Each presence of the spirit implies an expansion of our transcendent potency and a pointing to the next phase of deepening spiritual presence.  In other words, our actual spiritual presence will inevitably give rise to a deeper presence the moment we are ready for it culturally and personally.  The only way for us to avoid the new horizon is to live in repressive refusal of all horizons of the spirit, to falsify them, to dwell willfully outside the light of the formation mystery.

We can thus distinguish a fundamental potentiality and a concrete readiness for deepening.  Only when both coincide does a new disclosure take place.
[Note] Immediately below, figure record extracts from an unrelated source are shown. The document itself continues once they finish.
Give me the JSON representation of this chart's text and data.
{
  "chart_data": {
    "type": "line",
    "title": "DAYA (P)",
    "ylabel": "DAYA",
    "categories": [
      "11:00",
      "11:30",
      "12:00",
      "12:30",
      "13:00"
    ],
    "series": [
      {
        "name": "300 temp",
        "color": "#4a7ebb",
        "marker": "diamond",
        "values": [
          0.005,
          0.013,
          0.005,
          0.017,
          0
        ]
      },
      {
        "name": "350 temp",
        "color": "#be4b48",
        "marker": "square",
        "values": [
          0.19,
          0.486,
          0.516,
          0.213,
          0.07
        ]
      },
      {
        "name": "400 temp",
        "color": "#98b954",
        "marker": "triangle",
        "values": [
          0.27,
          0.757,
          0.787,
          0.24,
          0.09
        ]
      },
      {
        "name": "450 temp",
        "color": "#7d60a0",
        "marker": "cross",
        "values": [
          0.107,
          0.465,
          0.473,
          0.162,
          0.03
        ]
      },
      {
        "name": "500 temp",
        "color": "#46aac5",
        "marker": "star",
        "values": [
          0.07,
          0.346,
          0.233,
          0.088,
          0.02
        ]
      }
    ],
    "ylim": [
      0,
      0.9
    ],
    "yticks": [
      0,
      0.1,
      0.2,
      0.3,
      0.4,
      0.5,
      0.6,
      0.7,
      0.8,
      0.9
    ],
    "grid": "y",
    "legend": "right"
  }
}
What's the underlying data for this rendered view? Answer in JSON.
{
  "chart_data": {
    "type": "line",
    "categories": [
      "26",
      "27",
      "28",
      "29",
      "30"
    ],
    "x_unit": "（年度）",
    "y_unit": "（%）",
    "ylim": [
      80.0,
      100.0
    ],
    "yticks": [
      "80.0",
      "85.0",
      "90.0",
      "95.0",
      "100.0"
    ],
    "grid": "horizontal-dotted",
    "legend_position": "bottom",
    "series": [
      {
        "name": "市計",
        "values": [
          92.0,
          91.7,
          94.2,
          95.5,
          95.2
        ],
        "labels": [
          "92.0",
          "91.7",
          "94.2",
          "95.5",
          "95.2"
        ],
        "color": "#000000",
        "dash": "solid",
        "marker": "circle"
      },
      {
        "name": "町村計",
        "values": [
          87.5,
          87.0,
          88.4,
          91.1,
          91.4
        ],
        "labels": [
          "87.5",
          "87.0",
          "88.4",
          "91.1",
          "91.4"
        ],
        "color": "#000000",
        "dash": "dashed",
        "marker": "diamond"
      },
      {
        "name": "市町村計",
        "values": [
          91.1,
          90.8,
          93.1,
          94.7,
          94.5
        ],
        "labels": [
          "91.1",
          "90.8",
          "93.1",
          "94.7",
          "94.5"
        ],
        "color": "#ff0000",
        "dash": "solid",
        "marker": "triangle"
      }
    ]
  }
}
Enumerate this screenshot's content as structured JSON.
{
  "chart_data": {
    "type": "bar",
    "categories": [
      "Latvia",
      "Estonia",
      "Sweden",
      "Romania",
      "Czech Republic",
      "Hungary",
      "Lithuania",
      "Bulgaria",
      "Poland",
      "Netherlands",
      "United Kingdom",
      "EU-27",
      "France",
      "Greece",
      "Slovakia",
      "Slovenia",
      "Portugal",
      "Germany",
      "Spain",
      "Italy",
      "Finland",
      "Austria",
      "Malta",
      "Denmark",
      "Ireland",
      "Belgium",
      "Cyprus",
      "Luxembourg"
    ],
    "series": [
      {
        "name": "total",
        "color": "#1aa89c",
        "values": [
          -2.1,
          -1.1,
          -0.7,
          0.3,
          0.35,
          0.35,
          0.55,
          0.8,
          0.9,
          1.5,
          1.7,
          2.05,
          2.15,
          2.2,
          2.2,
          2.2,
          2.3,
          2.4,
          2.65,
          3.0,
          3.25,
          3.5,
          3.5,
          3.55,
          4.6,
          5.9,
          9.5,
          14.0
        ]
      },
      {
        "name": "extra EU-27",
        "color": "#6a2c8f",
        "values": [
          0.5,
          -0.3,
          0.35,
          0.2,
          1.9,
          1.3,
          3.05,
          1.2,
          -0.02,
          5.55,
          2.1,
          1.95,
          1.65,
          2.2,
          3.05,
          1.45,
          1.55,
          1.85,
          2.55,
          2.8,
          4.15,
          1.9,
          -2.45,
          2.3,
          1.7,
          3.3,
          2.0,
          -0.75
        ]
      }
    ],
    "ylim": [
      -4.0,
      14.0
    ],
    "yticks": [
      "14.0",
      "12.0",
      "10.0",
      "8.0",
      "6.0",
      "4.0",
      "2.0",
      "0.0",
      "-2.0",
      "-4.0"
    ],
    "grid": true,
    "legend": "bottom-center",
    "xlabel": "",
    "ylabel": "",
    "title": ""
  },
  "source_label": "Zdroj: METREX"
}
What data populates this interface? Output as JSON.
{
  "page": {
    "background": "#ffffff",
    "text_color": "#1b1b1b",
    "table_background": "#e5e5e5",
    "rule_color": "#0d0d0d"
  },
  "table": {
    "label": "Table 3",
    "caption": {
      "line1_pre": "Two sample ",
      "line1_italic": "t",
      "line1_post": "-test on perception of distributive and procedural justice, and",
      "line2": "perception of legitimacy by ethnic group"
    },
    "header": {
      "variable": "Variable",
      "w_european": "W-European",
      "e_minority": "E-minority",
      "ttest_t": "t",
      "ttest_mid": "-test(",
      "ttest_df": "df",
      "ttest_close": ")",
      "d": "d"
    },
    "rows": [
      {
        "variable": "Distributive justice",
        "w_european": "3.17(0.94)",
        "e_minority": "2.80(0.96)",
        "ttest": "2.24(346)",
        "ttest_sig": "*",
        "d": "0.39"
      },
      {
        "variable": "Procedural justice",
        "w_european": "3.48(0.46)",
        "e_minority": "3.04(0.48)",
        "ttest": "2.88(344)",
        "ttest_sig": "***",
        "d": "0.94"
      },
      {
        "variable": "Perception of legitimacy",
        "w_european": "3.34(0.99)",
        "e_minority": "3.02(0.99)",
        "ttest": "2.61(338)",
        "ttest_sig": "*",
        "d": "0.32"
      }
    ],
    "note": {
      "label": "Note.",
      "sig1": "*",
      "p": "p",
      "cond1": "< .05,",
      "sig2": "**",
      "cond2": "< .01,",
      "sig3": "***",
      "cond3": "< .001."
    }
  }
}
Adrian van Kaam, Fundamental Formation, p. 163

The obedience to which we are called and which carries with it the dispositions of awe and reverence for others is a willing “concrete readiness for deepening.”  It requires of us a way of living that fosters that in us which is openness to our ever expanding capacity for spiritual presence, for living in the light of the Divine Mystery of Formation.  Disobedience, then, is “the repressive refusal of all horizons of spirit.”

    How do we recognize when we are living this “repressive refusal” of spirit?  In Matthew 7, Jesus tells us one such symptom: noticing the splinter in the other’s eye.  Jesus then teaches: “. . . remove the wooden beam from your eye first; then you will see clearly to remove the splinter from the other’s eye.”  (Matthew 7:5)  That is, first restore your own obedience to the will of God, reconnect with your own transcendent openness, and then “you will see clearly” your relationship to and the deeper appeal of the other.

     The love of others to which we are called is not merely an ethical demand of our limited functional capacities that is doomed to exhaust us.  It is rather a life that we already share and which, if we cease to repress it, is always available to our transcendent potencies.

. . .we are already one. But we imagine that we are not. And what we have to recover is our original unity.